Not surprisingly, in a few instances there has been some confusion about the certain facts or simply insufficient detail has been provided. On those occasions I have directed the parties to speak again with their principles to ascertain the facts or the rationale behind the particular outstanding matter. In each case this has been done to my satisfaction.
It is essential in this process to avoid accumulating a backlog of disputes. The task of resolving these issues in a timely fashion was, from the outset, a formidable one. With ongoing changes in Ministerial boundaries and other organizational alterations, the task has lately become larger, not smaller. It is for these reasons that the process I have outlined is appropriate in these circumstances.
Mr. James Boccabella is a Correctional Officer at the Niagara Detention Centre. He and ten others filed grievances alleging that various sections of the collective agreement regarding severance pay have been improperly denied. Further, they asserted that they should get the same terms as those found in a Memorandum of Settlement between the Employer and the Union for a grievance filed by another employee, Blaine Warden.
The grievors filed a Statement of Facts. It said:
- At the time the grievances were filed, Niagara Detention Centre was on the list for decommissioning and closure.
- All are eligible to qualify for Factor 80 retirement consideration as did Warden.
- All grievors have grievances that are outstanding. B. Fraser has the same grievance outstanding that Warden signed off.
- In Spring 2003, Niagara Detention Centre was granted a temporary reprieve from closure for the “foreseeable future” due to province wide shortages of available beds. Niagara was placed on the list in Fall 1996.
- Warden’s settlement of March 10, 2003, is open and has not been signed off without prejudice.
- All employees aforementioned as grievors, desire equal treatment as afforded to Warden in his settlement of March 10, 2003. All aforementioned grievors are long time civil servants, eligible for factor 80, and have been long time employees at the same work site (Niagara Detention Centre).
While the Employer was not in a position to agree to all of the above facts, I am prepared to accept them for the purposes of this decision.

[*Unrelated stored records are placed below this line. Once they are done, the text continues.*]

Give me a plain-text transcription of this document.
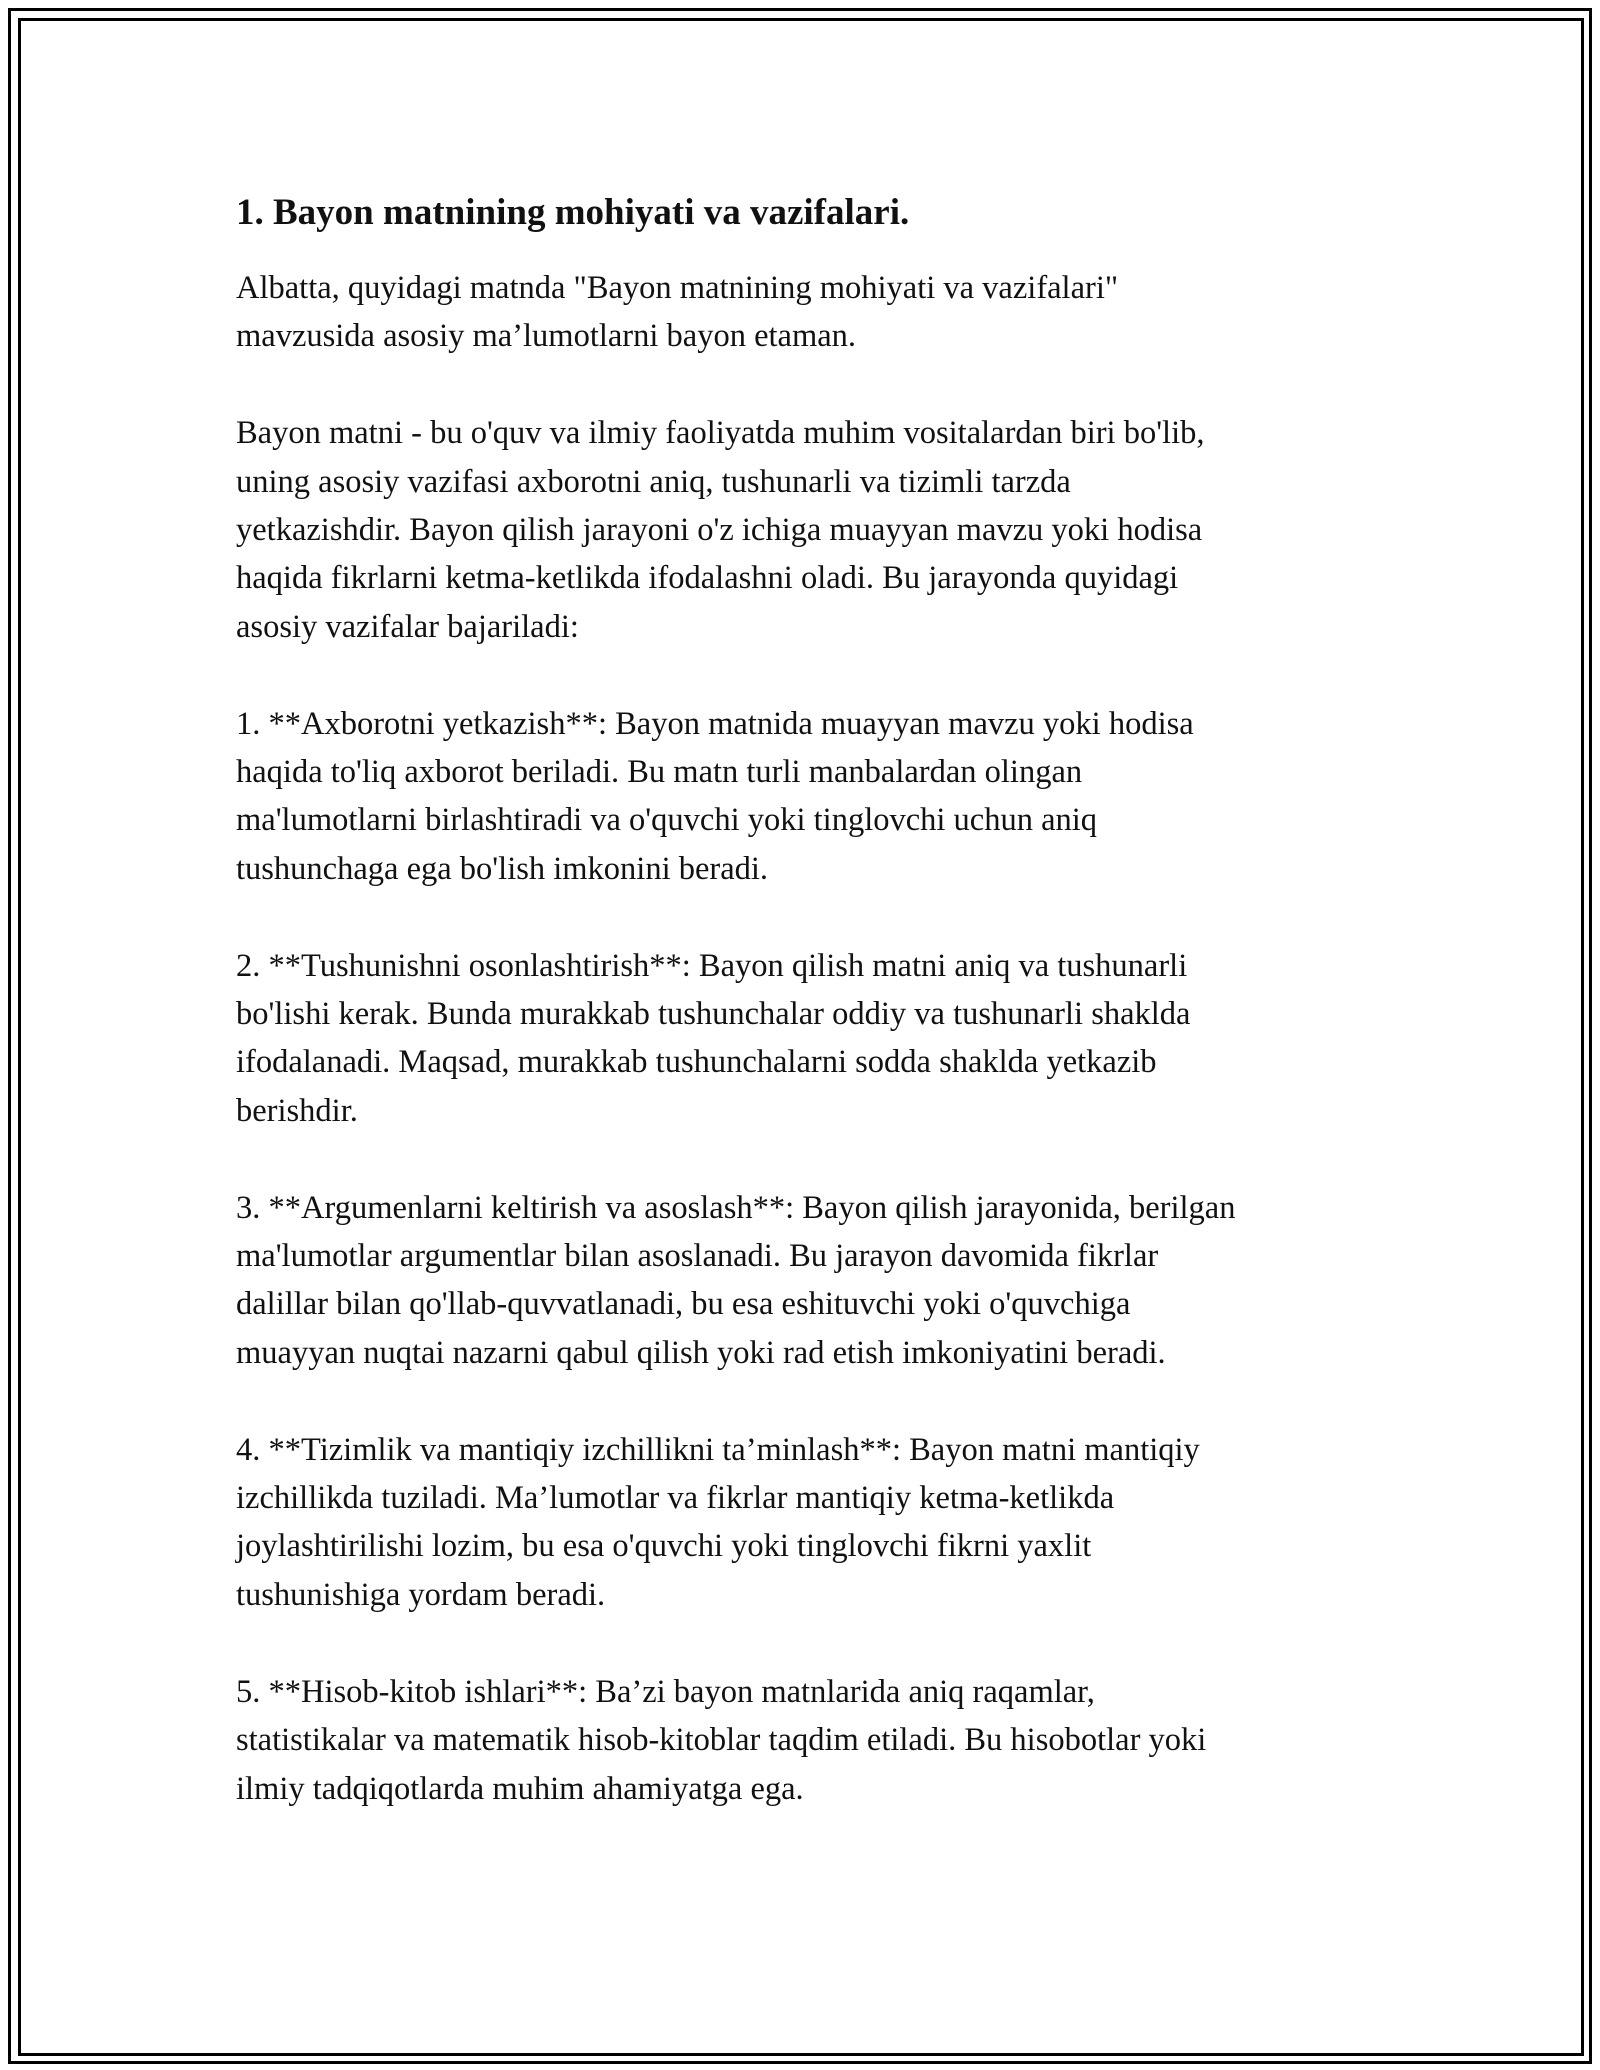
1. Bayon matnining mohiyati va vazifalari.

Albatta, quyidagi matnda "Bayon matnining mohiyati va vazifalari"
mavzusida asosiy ma’lumotlarni bayon etaman.

Bayon matni - bu o'quv va ilmiy faoliyatda muhim vositalardan biri bo'lib,
uning asosiy vazifasi axborotni aniq, tushunarli va tizimli tarzda
yetkazishdir. Bayon qilish jarayoni o'z ichiga muayyan mavzu yoki hodisa
haqida fikrlarni ketma-ketlikda ifodalashni oladi. Bu jarayonda quyidagi
asosiy vazifalar bajariladi:

1. **Axborotni yetkazish**: Bayon matnida muayyan mavzu yoki hodisa
haqida to'liq axborot beriladi. Bu matn turli manbalardan olingan
ma'lumotlarni birlashtiradi va o'quvchi yoki tinglovchi uchun aniq
tushunchaga ega bo'lish imkonini beradi.

2. **Tushunishni osonlashtirish**: Bayon qilish matni aniq va tushunarli
bo'lishi kerak. Bunda murakkab tushunchalar oddiy va tushunarli shaklda
ifodalanadi. Maqsad, murakkab tushunchalarni sodda shaklda yetkazib
berishdir.

3. **Argumenlarni keltirish va asoslash**: Bayon qilish jarayonida, berilgan
ma'lumotlar argumentlar bilan asoslanadi. Bu jarayon davomida fikrlar
dalillar bilan qo'llab-quvvatlanadi, bu esa eshituvchi yoki o'quvchiga
muayyan nuqtai nazarni qabul qilish yoki rad etish imkoniyatini beradi.

4. **Tizimlik va mantiqiy izchillikni ta’minlash**: Bayon matni mantiqiy
izchillikda tuziladi. Ma’lumotlar va fikrlar mantiqiy ketma-ketlikda
joylashtirilishi lozim, bu esa o'quvchi yoki tinglovchi fikrni yaxlit
tushunishiga yordam beradi.

5. **Hisob-kitob ishlari**: Ba’zi bayon matnlarida aniq raqamlar,
statistikalar va matematik hisob-kitoblar taqdim etiladi. Bu hisobotlar yoki
ilmiy tadqiqotlarda muhim ahamiyatga ega.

I assume that the grievors are of the view that because the parties signed a Memorandum of Agreement that was not said to be without prejudice for one particular employee then it should be automatically applied to all others in similar circumstances. Simply put, that assertion is wrong. There is nothing that obliges this Employer to apply a Memorandum of Settlement concerning an individual grievance to any other employee unless the Memorandum of Agreement so indicates, irrespective of whether the Settlement is with or without prejudice. The fact that the agreement was not “without prejudice” does not convert Mr. Warden’s grievance into a policy grievance or a group grievance. Neither does it mean that others with identical grievances and similar circumstances are entitled to the same treatment. Generally speaking, “without prejudice” means that the parties to the agreement are exempted from its contents to the extent that those contents might be interpreted as containing admissions which could be used at a later time. It certainly does not mean that the contents of the agreement apply to anyone other than Mr. Warden.
There has been no violation of the collective agreement or any other agreement and therefore the grievances are denied.
Dated in Toronto this 1st day of April 2004.